La Première Commission a atteint Uludere (Qileban), district de la province de Şırnak le 29 décembre 2011 à 17 h 00 et a examiné les corps un par un à l'hôpital publique, les lieux et les conditions de l'autopsie et a pris des photos.


La commission a appris que les corps de 35 personnes étaient à l'hôpital public d'Uludere (Qileban), qu'un des blessés avait été emmené à l'hôpital publique de Şırnak, qu'un des survivant se trouvait en état de choc et incapable de parler, mais que Haci Encü, l'autre survivant, pouvait parler. La Commission a alors exposé le but de sa visite aux personnes qui attendaient à l'entrée de l'hôpital et a exprimé ses condoléances, en tant que défenseurs des droits de l'homme.  La Commission a pu observer qu'il n'y avait rien de prévu pour les besoins de la foule rassemblée devant l'hôpital, que des personnes avaient apporté elles-mêmes de quoi se nourrir, que d'autres, hors de l'hôpital, attendaient debouts ou assis sur le sol. La Commission n'a pu trouver un officier ou un représentant de l'hôpital, et a été avertie par les familles que la plupart des corps se trouvaient à l'étage supérieur tandis que les autopsies avaient lieu au sous-sol. La Commission s'est ainsi rendue sur les lieux des autopsies. Le hall dans le sous-sol était séparé par un paravent et plusieurs couvertures avaient été jetées sur ce paravent. Au bas des escaliers, sur la droite, il y avait le système de chauffage central et à gauche, les lieux où se déroulaient les autopsies. L'odeur du fuel était très dense. Il y avait peu  d'officiers et seulement des experts en médecine légale. Il a été établi qu'un seul avocat du barreau de Şırnak avait été autorisé à assister à l'autopsie  au nom des familles, que deux procureurs avaient dirigé la procédure et que 6 autopsies avaient été achevées à 18 h 30. Plus tard, la commission a remarqué que des femmes se lamentaient à l'entrée de sorte que leurs voix pouvaient s'entendre dans tout l'hôpital ; elle a ensuite photographié les corps, un par un.
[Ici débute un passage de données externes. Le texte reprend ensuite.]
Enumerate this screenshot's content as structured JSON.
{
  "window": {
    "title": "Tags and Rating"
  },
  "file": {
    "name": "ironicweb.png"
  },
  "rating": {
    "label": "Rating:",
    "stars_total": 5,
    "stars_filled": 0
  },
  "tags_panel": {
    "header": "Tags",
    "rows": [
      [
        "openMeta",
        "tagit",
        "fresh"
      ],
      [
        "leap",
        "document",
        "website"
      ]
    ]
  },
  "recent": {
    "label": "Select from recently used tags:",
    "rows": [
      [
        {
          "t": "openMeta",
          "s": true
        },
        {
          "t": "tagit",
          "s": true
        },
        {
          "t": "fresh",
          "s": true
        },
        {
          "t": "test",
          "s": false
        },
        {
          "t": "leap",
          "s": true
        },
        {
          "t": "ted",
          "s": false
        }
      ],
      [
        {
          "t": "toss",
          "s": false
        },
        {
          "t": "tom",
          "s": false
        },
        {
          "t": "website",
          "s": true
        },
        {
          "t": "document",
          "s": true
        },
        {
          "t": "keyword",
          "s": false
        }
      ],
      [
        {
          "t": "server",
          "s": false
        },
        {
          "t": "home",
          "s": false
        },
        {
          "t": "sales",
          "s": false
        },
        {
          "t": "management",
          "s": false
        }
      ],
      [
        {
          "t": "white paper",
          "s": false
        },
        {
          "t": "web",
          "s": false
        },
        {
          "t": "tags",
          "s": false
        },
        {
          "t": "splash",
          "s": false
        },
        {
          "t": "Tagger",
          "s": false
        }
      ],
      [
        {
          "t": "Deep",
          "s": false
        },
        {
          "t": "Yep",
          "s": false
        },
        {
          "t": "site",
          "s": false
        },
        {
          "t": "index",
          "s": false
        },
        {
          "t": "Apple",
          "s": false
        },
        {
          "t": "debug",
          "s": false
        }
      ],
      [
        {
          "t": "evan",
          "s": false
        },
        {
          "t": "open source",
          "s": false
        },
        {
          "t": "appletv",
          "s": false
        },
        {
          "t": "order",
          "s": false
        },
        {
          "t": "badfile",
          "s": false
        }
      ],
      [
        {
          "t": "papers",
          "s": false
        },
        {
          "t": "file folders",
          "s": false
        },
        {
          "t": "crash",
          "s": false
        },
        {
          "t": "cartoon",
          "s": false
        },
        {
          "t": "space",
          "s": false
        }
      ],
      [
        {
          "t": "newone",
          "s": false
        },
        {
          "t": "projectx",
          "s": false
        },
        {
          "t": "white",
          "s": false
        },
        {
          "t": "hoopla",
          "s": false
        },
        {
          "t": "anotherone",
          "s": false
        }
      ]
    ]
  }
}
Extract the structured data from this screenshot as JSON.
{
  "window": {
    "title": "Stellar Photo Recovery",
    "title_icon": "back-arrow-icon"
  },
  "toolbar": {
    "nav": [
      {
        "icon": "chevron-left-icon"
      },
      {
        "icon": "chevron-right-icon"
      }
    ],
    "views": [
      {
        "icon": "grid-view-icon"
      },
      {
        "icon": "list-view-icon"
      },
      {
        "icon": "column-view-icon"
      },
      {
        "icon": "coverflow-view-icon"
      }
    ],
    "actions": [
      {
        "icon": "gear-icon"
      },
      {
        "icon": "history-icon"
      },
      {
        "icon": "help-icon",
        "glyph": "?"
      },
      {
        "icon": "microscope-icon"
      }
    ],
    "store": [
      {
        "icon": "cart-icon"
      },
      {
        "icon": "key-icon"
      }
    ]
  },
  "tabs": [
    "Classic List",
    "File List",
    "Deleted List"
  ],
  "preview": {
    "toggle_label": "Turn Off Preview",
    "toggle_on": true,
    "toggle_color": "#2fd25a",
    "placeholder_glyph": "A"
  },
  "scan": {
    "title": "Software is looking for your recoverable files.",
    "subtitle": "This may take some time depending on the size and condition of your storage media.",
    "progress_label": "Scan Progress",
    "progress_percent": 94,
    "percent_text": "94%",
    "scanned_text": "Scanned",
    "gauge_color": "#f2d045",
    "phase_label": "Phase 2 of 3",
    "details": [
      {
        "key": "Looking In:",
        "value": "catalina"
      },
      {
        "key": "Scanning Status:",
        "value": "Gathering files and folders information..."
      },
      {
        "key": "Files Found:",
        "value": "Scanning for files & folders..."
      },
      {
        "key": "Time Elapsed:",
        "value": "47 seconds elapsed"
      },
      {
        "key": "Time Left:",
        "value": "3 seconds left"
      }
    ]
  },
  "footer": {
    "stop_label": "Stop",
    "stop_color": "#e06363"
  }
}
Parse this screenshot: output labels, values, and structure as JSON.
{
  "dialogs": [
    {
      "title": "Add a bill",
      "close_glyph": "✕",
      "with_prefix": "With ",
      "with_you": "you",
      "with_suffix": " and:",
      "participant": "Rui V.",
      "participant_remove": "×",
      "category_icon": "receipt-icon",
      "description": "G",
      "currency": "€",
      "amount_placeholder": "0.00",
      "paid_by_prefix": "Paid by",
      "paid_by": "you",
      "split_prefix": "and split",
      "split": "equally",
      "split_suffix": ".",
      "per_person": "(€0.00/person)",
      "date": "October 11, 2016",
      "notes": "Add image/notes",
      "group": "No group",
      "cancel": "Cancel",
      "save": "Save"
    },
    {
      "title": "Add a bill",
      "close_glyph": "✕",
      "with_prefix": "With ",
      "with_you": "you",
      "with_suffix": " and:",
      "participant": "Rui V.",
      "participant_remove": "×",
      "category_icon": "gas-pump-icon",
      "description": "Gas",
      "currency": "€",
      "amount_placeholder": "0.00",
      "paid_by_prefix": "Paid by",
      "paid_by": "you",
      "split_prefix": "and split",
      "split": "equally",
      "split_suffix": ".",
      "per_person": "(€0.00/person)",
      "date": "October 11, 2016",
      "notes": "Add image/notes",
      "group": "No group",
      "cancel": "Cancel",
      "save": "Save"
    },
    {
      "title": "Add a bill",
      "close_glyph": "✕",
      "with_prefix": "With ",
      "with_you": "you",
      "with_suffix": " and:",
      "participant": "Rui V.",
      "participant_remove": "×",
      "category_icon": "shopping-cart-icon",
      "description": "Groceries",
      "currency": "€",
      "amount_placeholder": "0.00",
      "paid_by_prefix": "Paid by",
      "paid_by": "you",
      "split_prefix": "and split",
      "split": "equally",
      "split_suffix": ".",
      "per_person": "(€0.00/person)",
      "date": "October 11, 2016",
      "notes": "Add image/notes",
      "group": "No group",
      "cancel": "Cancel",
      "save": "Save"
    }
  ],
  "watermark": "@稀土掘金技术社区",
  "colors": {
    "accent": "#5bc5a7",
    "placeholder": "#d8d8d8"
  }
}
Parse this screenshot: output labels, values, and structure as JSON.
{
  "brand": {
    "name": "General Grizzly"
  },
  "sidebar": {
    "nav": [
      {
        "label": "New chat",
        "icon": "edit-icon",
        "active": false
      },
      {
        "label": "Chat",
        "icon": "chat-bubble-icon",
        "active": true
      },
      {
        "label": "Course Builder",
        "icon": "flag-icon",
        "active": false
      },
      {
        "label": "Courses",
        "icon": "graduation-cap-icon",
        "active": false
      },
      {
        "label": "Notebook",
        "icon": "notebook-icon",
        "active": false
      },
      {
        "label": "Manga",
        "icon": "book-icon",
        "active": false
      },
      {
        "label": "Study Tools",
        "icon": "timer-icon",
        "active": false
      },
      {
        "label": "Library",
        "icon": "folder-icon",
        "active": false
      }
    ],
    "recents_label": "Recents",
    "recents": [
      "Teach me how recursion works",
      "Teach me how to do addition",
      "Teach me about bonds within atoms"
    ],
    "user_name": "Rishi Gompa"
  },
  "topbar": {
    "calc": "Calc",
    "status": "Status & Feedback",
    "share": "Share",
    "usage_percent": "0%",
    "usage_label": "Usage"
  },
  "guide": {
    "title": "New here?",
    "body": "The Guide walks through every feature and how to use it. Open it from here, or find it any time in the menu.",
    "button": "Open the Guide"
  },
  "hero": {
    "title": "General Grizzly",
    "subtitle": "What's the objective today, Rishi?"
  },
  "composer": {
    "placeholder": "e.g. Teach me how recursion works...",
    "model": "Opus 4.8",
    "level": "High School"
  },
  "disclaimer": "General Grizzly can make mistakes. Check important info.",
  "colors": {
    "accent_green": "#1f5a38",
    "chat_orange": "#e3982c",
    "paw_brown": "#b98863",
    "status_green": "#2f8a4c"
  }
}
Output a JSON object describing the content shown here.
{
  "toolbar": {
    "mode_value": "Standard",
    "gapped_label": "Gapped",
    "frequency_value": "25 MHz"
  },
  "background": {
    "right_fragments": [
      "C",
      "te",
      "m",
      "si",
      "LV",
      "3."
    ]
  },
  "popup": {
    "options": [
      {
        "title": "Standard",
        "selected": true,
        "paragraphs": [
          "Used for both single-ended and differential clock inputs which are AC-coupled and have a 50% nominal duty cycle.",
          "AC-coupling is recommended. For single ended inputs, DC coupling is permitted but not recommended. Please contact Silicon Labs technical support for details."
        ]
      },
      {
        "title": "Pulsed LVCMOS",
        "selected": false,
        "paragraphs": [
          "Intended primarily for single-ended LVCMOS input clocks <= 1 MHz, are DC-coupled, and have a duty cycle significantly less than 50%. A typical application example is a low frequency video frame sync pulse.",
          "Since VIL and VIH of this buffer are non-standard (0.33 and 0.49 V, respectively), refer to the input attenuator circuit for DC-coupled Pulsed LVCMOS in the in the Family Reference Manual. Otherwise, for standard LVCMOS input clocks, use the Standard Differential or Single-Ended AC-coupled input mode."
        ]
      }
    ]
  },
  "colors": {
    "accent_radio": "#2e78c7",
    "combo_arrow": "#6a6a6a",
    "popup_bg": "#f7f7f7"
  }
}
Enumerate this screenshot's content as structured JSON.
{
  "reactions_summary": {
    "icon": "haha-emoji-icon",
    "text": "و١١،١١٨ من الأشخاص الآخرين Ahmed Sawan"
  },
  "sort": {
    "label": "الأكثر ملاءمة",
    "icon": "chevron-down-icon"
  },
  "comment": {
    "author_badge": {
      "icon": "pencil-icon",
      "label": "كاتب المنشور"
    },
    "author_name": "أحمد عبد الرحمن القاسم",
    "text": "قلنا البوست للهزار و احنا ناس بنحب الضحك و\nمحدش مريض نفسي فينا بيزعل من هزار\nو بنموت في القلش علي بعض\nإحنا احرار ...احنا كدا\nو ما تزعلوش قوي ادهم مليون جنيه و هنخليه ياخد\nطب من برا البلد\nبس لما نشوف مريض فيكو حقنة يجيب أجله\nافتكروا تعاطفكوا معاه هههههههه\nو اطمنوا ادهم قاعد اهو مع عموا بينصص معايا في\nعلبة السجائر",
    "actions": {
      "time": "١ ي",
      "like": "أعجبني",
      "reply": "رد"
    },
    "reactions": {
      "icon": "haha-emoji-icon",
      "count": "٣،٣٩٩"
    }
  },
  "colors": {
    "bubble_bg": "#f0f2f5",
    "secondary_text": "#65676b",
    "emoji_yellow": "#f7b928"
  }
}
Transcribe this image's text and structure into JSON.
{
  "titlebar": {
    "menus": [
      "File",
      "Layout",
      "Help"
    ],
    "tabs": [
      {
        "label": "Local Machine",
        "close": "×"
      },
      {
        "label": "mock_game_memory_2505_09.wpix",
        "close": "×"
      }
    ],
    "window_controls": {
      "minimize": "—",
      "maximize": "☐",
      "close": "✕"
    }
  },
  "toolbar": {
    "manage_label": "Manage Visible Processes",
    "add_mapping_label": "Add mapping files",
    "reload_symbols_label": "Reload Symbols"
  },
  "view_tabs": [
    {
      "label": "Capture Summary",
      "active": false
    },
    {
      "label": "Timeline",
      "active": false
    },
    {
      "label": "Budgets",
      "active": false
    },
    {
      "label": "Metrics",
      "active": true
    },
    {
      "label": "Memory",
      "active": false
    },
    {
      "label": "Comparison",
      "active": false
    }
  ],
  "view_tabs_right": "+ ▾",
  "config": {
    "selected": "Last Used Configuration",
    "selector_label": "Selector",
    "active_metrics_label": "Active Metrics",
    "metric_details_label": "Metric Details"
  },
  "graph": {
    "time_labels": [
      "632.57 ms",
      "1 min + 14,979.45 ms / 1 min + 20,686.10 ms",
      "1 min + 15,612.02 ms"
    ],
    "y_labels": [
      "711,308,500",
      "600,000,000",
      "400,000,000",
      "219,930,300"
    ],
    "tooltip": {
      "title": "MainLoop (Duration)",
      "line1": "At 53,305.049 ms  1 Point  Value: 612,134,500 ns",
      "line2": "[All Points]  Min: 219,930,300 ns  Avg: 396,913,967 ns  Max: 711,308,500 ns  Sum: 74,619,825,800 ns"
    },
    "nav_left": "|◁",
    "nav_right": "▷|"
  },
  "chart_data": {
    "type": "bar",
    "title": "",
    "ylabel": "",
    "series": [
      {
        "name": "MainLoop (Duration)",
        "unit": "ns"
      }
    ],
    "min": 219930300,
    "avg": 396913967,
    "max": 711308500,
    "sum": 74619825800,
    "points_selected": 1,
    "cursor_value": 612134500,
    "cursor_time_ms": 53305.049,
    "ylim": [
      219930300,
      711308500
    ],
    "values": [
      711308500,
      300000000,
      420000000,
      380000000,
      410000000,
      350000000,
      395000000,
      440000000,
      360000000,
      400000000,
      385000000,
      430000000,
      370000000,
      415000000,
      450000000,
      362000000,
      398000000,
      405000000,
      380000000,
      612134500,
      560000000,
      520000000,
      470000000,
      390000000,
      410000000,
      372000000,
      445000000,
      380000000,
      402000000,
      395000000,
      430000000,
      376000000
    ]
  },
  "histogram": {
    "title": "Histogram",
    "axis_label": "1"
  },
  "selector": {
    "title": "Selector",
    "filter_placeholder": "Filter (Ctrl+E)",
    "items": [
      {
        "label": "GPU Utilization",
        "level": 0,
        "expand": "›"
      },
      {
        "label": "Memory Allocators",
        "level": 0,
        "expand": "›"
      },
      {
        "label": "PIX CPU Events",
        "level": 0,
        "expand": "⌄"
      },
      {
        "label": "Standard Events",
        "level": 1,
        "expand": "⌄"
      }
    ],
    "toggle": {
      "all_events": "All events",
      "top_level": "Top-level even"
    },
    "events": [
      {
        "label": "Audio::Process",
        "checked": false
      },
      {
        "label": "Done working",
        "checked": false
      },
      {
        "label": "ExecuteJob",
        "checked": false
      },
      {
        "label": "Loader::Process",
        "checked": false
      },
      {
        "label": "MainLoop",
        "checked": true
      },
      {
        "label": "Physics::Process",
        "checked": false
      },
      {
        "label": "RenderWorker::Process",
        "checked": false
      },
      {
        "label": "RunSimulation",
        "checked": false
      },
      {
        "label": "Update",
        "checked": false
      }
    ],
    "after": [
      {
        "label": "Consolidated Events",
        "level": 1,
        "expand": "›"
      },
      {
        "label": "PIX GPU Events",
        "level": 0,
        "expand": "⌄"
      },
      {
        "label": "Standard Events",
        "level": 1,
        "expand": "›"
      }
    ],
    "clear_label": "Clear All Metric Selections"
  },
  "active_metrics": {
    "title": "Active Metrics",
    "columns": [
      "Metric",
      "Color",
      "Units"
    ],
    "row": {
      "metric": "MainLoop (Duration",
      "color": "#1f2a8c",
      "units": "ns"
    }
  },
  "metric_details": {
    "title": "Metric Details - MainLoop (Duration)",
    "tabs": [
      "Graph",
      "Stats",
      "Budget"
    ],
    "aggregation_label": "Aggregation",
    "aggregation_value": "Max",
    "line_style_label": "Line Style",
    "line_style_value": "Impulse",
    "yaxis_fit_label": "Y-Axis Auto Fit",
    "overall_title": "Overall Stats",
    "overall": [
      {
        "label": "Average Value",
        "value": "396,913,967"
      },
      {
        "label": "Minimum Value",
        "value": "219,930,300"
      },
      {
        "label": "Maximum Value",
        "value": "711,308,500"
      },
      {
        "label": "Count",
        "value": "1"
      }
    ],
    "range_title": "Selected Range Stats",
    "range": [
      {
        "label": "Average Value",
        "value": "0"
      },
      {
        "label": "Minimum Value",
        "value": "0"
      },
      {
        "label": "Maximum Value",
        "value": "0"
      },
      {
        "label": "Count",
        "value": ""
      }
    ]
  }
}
La Commission a tenté de collecter des informations auprès des familles qui attendaient durant les autopsies. Les entretiens avec Hacı Encü (l'un des survivants) et les parents des victimes ont été menés à l'intérieur de l'hôpital. Au début, il n'y avait aucun officier de sécurité présents, mais ensuite, alors que les rapports préliminaires étaient écrits, on a rapporté que deux mini-bus remplis de policiers anti-émeute et une voiture de police blindée étaient arrivés à l'hôpital. Les policiers sont sortis de leurs véhicules, ont formé une seule file, et ont ainsi traversé la cour de l'hôpital, escortés par leurs voitures. 
À 19 h 00, un rapport des examens préliminaires était publié. La Première Commission a attendu la fin des autopsies dans la matinée du 30 décembre 2011, et est ensuite allée aux villages de Gülyazı (Bujeh) et d'Ortasu (Roboski). 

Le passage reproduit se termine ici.